I don't have very many bad days. Ever. I mean, if I feel like a day is going to be bad.. I make the most of it. I try to look on the positive of every little negative. But the bad days.. as sporatic as they may be, happen. They happen and I sometimes have a meltdown. Or I just call The Sista and take it all out on her. Or sometimes I hold it all in and struggle through the day. Sometimes we miss out on the one person who is waiting for us to call on Him..

The past few days have been 'those kinds of days'. I've felt God tugging at my heart. I finally gave up on something that I've been struggling through for the past week.. and I let myself be honest with myself, along with a few people. I called the Sista and gave her an ear-full, along with some hysterical sobs.. and I was met with encouragement. A 30 minute conversation that consisted of comforting words, words about God's points of view, and words of love.

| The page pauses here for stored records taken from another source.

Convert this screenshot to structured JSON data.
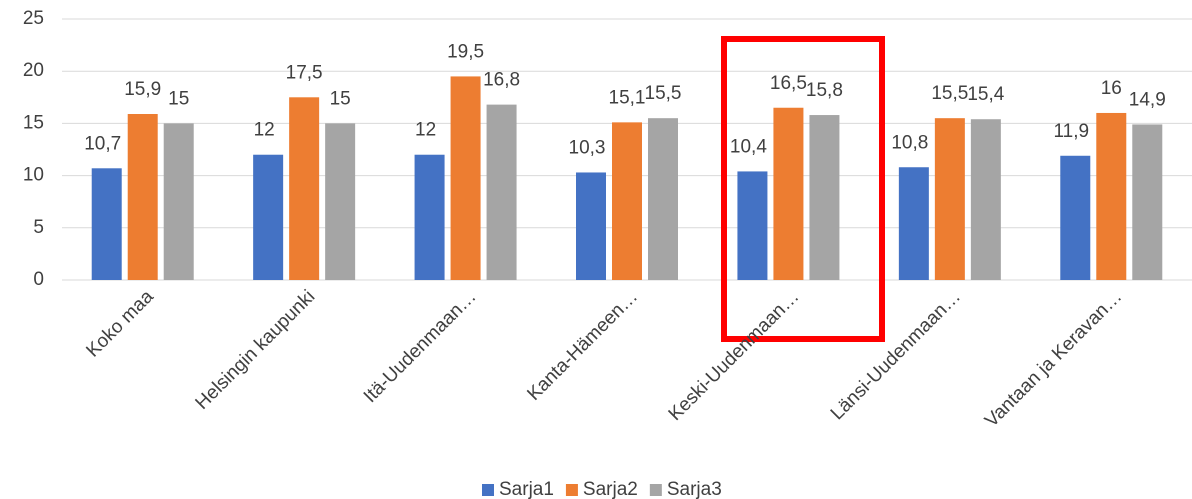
{
  "chart_data": {
    "type": "bar",
    "categories": [
      "Koko maa",
      "Helsingin kaupunki",
      "Itä-Uudenmaan…",
      "Kanta-Hämeen…",
      "Keski-Uudenmaan…",
      "Länsi-Uudenmaan…",
      "Vantaan ja Keravan…"
    ],
    "series": [
      {
        "name": "Sarja1",
        "color": "#4472c4",
        "values": [
          10.7,
          12,
          12,
          10.3,
          10.4,
          10.8,
          11.9
        ],
        "value_labels": [
          "10,7",
          "12",
          "12",
          "10,3",
          "10,4",
          "10,8",
          "11,9"
        ]
      },
      {
        "name": "Sarja2",
        "color": "#ed7d31",
        "values": [
          15.9,
          17.5,
          19.5,
          15.1,
          16.5,
          15.5,
          16
        ],
        "value_labels": [
          "15,9",
          "17,5",
          "19,5",
          "15,1",
          "16,5",
          "15,5",
          "16"
        ]
      },
      {
        "name": "Sarja3",
        "color": "#a5a5a5",
        "values": [
          15,
          15,
          16.8,
          15.5,
          15.8,
          15.4,
          14.9
        ],
        "value_labels": [
          "15",
          "15",
          "16,8",
          "15,5",
          "15,8",
          "15,4",
          "14,9"
        ]
      }
    ],
    "ylim": [
      0,
      25
    ],
    "yticks": [
      0,
      5,
      10,
      15,
      20,
      25
    ],
    "grid": true,
    "legend": "bottom"
  }
}
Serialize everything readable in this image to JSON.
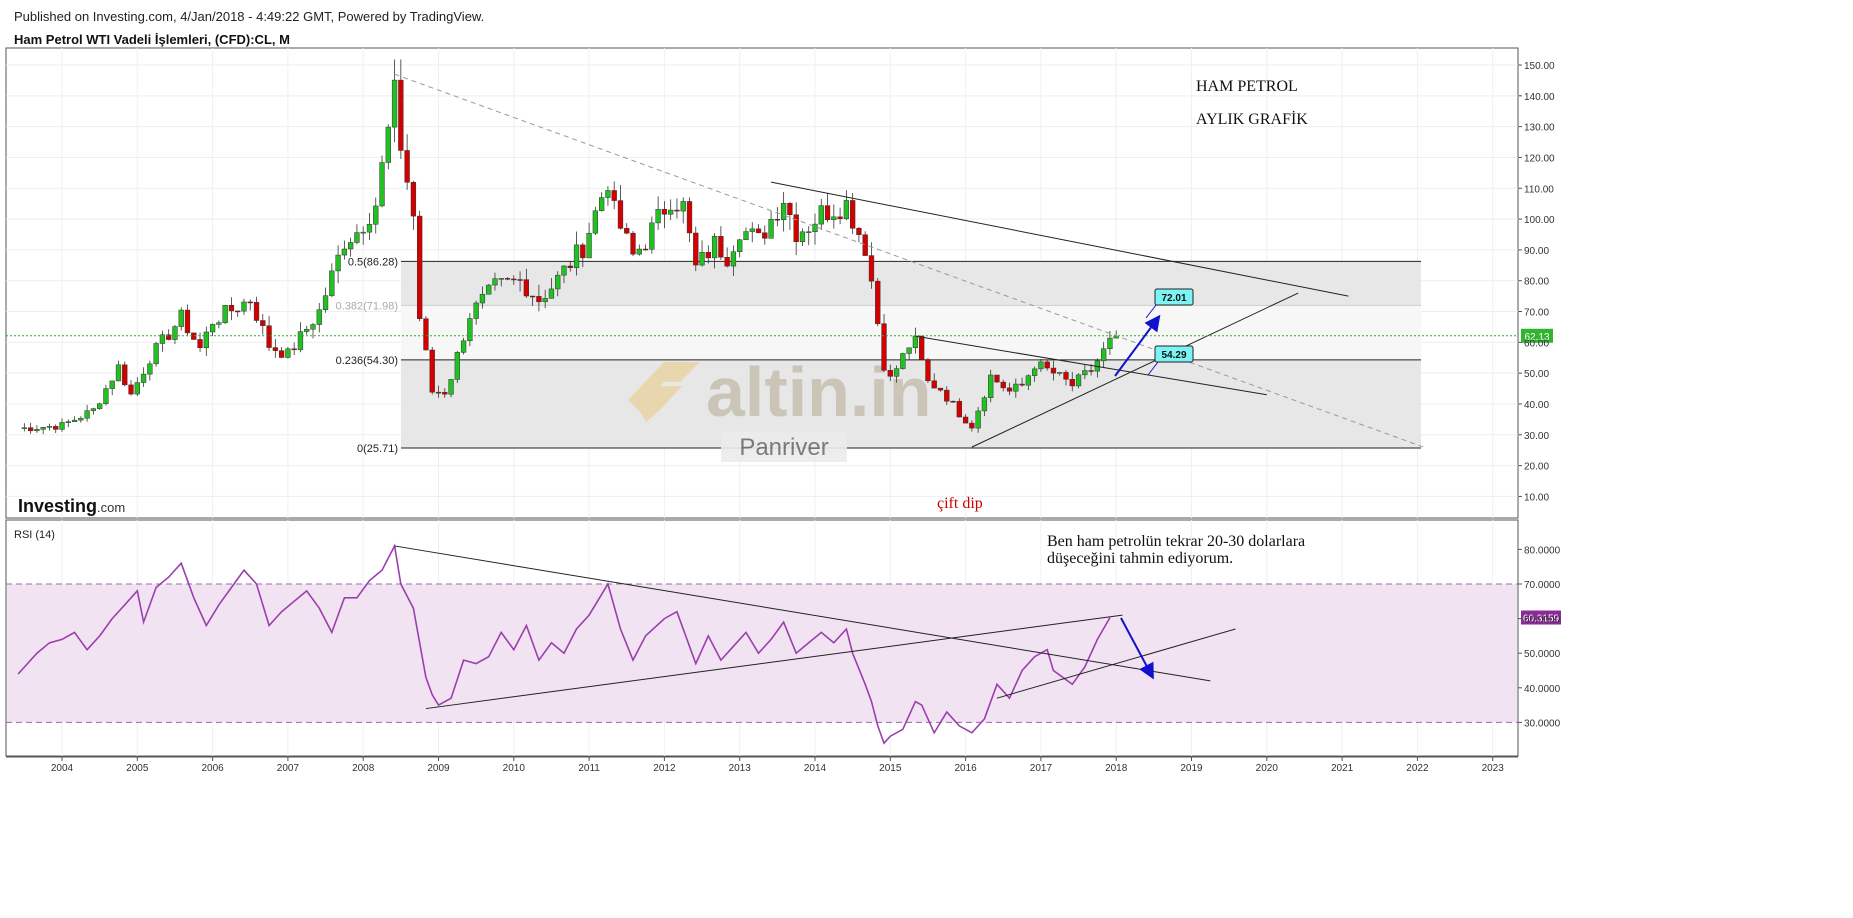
{
  "header": {
    "published": "Published on Investing.com, 4/Jan/2018 - 4:49:22 GMT, Powered by TradingView.",
    "instrument": "Ham Petrol WTI Vadeli İşlemleri, (CFD):CL, M"
  },
  "branding": {
    "investing_logo": "Investing",
    "investing_logo_suffix": ".com",
    "watermark": "altin.in",
    "watermark_sub": "Panriver"
  },
  "annotations": {
    "title_line1": "HAM PETROL",
    "title_line2": "AYLIK GRAFİK",
    "cift_dip": "çift dip",
    "rsi_note_line1": "Ben ham petrolün tekrar 20-30 dolarlara",
    "rsi_note_line2": "düşeceğini tahmin ediyorum.",
    "target_label_upper": "72.01",
    "target_label_lower": "54.29"
  },
  "colors": {
    "up_candle": "#22c022",
    "down_candle": "#d40000",
    "current_price_line": "#33aa33",
    "rsi_line": "#9b3fae",
    "rsi_band": "#f2e3f2",
    "fib_band": "#e7e7e7",
    "arrow": "#1111cc",
    "annotation_red": "#cc0000",
    "target_label_bg": "#7df4f4"
  },
  "chart_data": [
    {
      "type": "candlestick",
      "title": "Ham Petrol WTI Vadeli İşlemleri, (CFD):CL, M",
      "x_axis_labels": [
        "2004",
        "2005",
        "2006",
        "2007",
        "2008",
        "2009",
        "2010",
        "2011",
        "2012",
        "2013",
        "2014",
        "2015",
        "2016",
        "2017",
        "2018",
        "2019",
        "2020",
        "2021",
        "2022",
        "2023"
      ],
      "y_ticks": [
        "150.00",
        "140.00",
        "130.00",
        "120.00",
        "110.00",
        "100.00",
        "90.00",
        "80.00",
        "70.00",
        "60.00",
        "50.00",
        "40.00",
        "30.00",
        "20.00",
        "10.00"
      ],
      "ylim": [
        10,
        152
      ],
      "current_price": "62.13",
      "fibonacci_levels": [
        {
          "label": "0.5(86.28)",
          "value": 86.28
        },
        {
          "label": "0.382(71.98)",
          "value": 71.98
        },
        {
          "label": "0.236(54.30)",
          "value": 54.3
        },
        {
          "label": "0(25.71)",
          "value": 25.71
        }
      ],
      "close_path": [
        [
          "2003-06",
          32
        ],
        [
          "2004-01",
          33
        ],
        [
          "2004-06",
          38
        ],
        [
          "2004-10",
          52
        ],
        [
          "2004-12",
          43
        ],
        [
          "2005-03",
          55
        ],
        [
          "2005-08",
          68
        ],
        [
          "2005-11",
          58
        ],
        [
          "2006-01",
          67
        ],
        [
          "2006-07",
          74
        ],
        [
          "2006-10",
          59
        ],
        [
          "2007-01",
          56
        ],
        [
          "2007-06",
          70
        ],
        [
          "2007-10",
          93
        ],
        [
          "2007-12",
          96
        ],
        [
          "2008-03",
          105
        ],
        [
          "2008-06",
          140
        ],
        [
          "2008-07",
          124
        ],
        [
          "2008-09",
          101
        ],
        [
          "2008-10",
          68
        ],
        [
          "2008-12",
          44
        ],
        [
          "2009-02",
          44
        ],
        [
          "2009-03",
          49
        ],
        [
          "2009-06",
          69
        ],
        [
          "2009-10",
          78
        ],
        [
          "2010-02",
          80
        ],
        [
          "2010-05",
          74
        ],
        [
          "2010-07",
          78
        ],
        [
          "2010-12",
          91
        ],
        [
          "2011-04",
          113
        ],
        [
          "2011-05",
          102
        ],
        [
          "2011-08",
          88
        ],
        [
          "2011-10",
          93
        ],
        [
          "2012-02",
          107
        ],
        [
          "2012-04",
          104
        ],
        [
          "2012-06",
          84
        ],
        [
          "2012-09",
          92
        ],
        [
          "2012-11",
          88
        ],
        [
          "2013-01",
          97
        ],
        [
          "2013-04",
          93
        ],
        [
          "2013-08",
          107
        ],
        [
          "2013-10",
          96
        ],
        [
          "2013-12",
          98
        ],
        [
          "2014-02",
          102
        ],
        [
          "2014-06",
          105
        ],
        [
          "2014-09",
          91
        ],
        [
          "2014-10",
          80
        ],
        [
          "2014-12",
          53
        ],
        [
          "2015-01",
          48
        ],
        [
          "2015-04",
          59
        ],
        [
          "2015-05",
          60
        ],
        [
          "2015-07",
          47
        ],
        [
          "2015-09",
          45
        ],
        [
          "2015-12",
          37
        ],
        [
          "2016-02",
          33
        ],
        [
          "2016-05",
          49
        ],
        [
          "2016-08",
          44
        ],
        [
          "2016-10",
          46
        ],
        [
          "2016-12",
          53
        ],
        [
          "2017-03",
          50
        ],
        [
          "2017-06",
          46
        ],
        [
          "2017-09",
          51
        ],
        [
          "2017-12",
          60
        ],
        [
          "2018-01",
          62
        ]
      ],
      "trendlines": [
        {
          "from": [
            "2008-06",
            147
          ],
          "to": [
            "2022-02",
            26
          ],
          "style": "dashed"
        },
        {
          "from": [
            "2013-06",
            112
          ],
          "to": [
            "2021-02",
            75
          ],
          "style": "solid"
        },
        {
          "from": [
            "2015-05",
            62
          ],
          "to": [
            "2020-01",
            43
          ],
          "style": "solid"
        },
        {
          "from": [
            "2016-02",
            26
          ],
          "to": [
            "2020-06",
            76
          ],
          "style": "solid"
        }
      ]
    },
    {
      "type": "line",
      "name": "RSI (14)",
      "current_value": "60.3159",
      "y_ticks": [
        "80.0000",
        "70.0000",
        "60.0000",
        "50.0000",
        "40.0000",
        "30.0000"
      ],
      "ylim": [
        20,
        85
      ],
      "bands": [
        30,
        70
      ],
      "values": [
        [
          "2003-06",
          44
        ],
        [
          "2003-09",
          50
        ],
        [
          "2003-11",
          53
        ],
        [
          "2004-01",
          54
        ],
        [
          "2004-03",
          56
        ],
        [
          "2004-05",
          51
        ],
        [
          "2004-07",
          55
        ],
        [
          "2004-09",
          60
        ],
        [
          "2004-11",
          64
        ],
        [
          "2005-01",
          68
        ],
        [
          "2005-02",
          59
        ],
        [
          "2005-04",
          69
        ],
        [
          "2005-06",
          72
        ],
        [
          "2005-08",
          76
        ],
        [
          "2005-10",
          66
        ],
        [
          "2005-12",
          58
        ],
        [
          "2006-02",
          64
        ],
        [
          "2006-04",
          69
        ],
        [
          "2006-06",
          74
        ],
        [
          "2006-08",
          70
        ],
        [
          "2006-10",
          58
        ],
        [
          "2006-12",
          62
        ],
        [
          "2007-02",
          65
        ],
        [
          "2007-04",
          68
        ],
        [
          "2007-06",
          63
        ],
        [
          "2007-08",
          56
        ],
        [
          "2007-10",
          66
        ],
        [
          "2007-12",
          66
        ],
        [
          "2008-02",
          71
        ],
        [
          "2008-04",
          74
        ],
        [
          "2008-06",
          81
        ],
        [
          "2008-07",
          70
        ],
        [
          "2008-09",
          63
        ],
        [
          "2008-11",
          43
        ],
        [
          "2008-12",
          38
        ],
        [
          "2009-01",
          35
        ],
        [
          "2009-03",
          37
        ],
        [
          "2009-05",
          48
        ],
        [
          "2009-07",
          47
        ],
        [
          "2009-09",
          49
        ],
        [
          "2009-11",
          56
        ],
        [
          "2010-01",
          51
        ],
        [
          "2010-03",
          58
        ],
        [
          "2010-05",
          48
        ],
        [
          "2010-07",
          53
        ],
        [
          "2010-09",
          50
        ],
        [
          "2010-11",
          57
        ],
        [
          "2011-01",
          61
        ],
        [
          "2011-03",
          67
        ],
        [
          "2011-04",
          70
        ],
        [
          "2011-06",
          57
        ],
        [
          "2011-08",
          48
        ],
        [
          "2011-10",
          55
        ],
        [
          "2012-01",
          60
        ],
        [
          "2012-03",
          62
        ],
        [
          "2012-05",
          52
        ],
        [
          "2012-06",
          47
        ],
        [
          "2012-08",
          55
        ],
        [
          "2012-10",
          48
        ],
        [
          "2012-12",
          52
        ],
        [
          "2013-02",
          56
        ],
        [
          "2013-04",
          50
        ],
        [
          "2013-06",
          54
        ],
        [
          "2013-08",
          59
        ],
        [
          "2013-10",
          50
        ],
        [
          "2013-12",
          53
        ],
        [
          "2014-02",
          56
        ],
        [
          "2014-04",
          53
        ],
        [
          "2014-06",
          57
        ],
        [
          "2014-07",
          50
        ],
        [
          "2014-09",
          41
        ],
        [
          "2014-10",
          36
        ],
        [
          "2014-11",
          29
        ],
        [
          "2014-12",
          24
        ],
        [
          "2015-01",
          26
        ],
        [
          "2015-03",
          28
        ],
        [
          "2015-05",
          36
        ],
        [
          "2015-06",
          35
        ],
        [
          "2015-08",
          27
        ],
        [
          "2015-10",
          33
        ],
        [
          "2015-12",
          29
        ],
        [
          "2016-02",
          27
        ],
        [
          "2016-04",
          31
        ],
        [
          "2016-06",
          41
        ],
        [
          "2016-08",
          37
        ],
        [
          "2016-10",
          45
        ],
        [
          "2016-12",
          49
        ],
        [
          "2017-02",
          51
        ],
        [
          "2017-03",
          45
        ],
        [
          "2017-06",
          41
        ],
        [
          "2017-08",
          46
        ],
        [
          "2017-10",
          54
        ],
        [
          "2017-12",
          60.3
        ]
      ],
      "trendlines": [
        {
          "from": [
            "2008-06",
            81
          ],
          "to": [
            "2019-04",
            42
          ],
          "style": "solid"
        },
        {
          "from": [
            "2008-11",
            34
          ],
          "to": [
            "2018-02",
            61
          ],
          "style": "solid"
        },
        {
          "from": [
            "2016-06",
            37
          ],
          "to": [
            "2019-08",
            57
          ],
          "style": "solid"
        }
      ]
    }
  ]
}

I realized then that even through heartache.. God has me in his arms. He is cradling me and saying.. "It's gonna be okay. It's okay if no one understands.. because I UNDERSTAND you.. 100%"

So.. I beg you. Even when you think your day couldn't possible get any worse.. fall on your knees. Cry out to Him. He holds all of your tears in the palm of His hand. Really! He spells out his love for you CLEARLY in His word.

So. Days are going to be bad. You are going to cry.. you are going to want to give up. You are going to want to look at God and cry out.. "WHY?! Why are you doing this to me?" But.. I challenge you to look at things with God's eyes. Look at the little letdowns and the big challenges as a way to see God- in a new way. He's raising you to be a strong Daughter (or son) of Him.. and sometimes, things have to be a little cloudy. He'll reveal Himself as the sunshine before you know it! Just trust.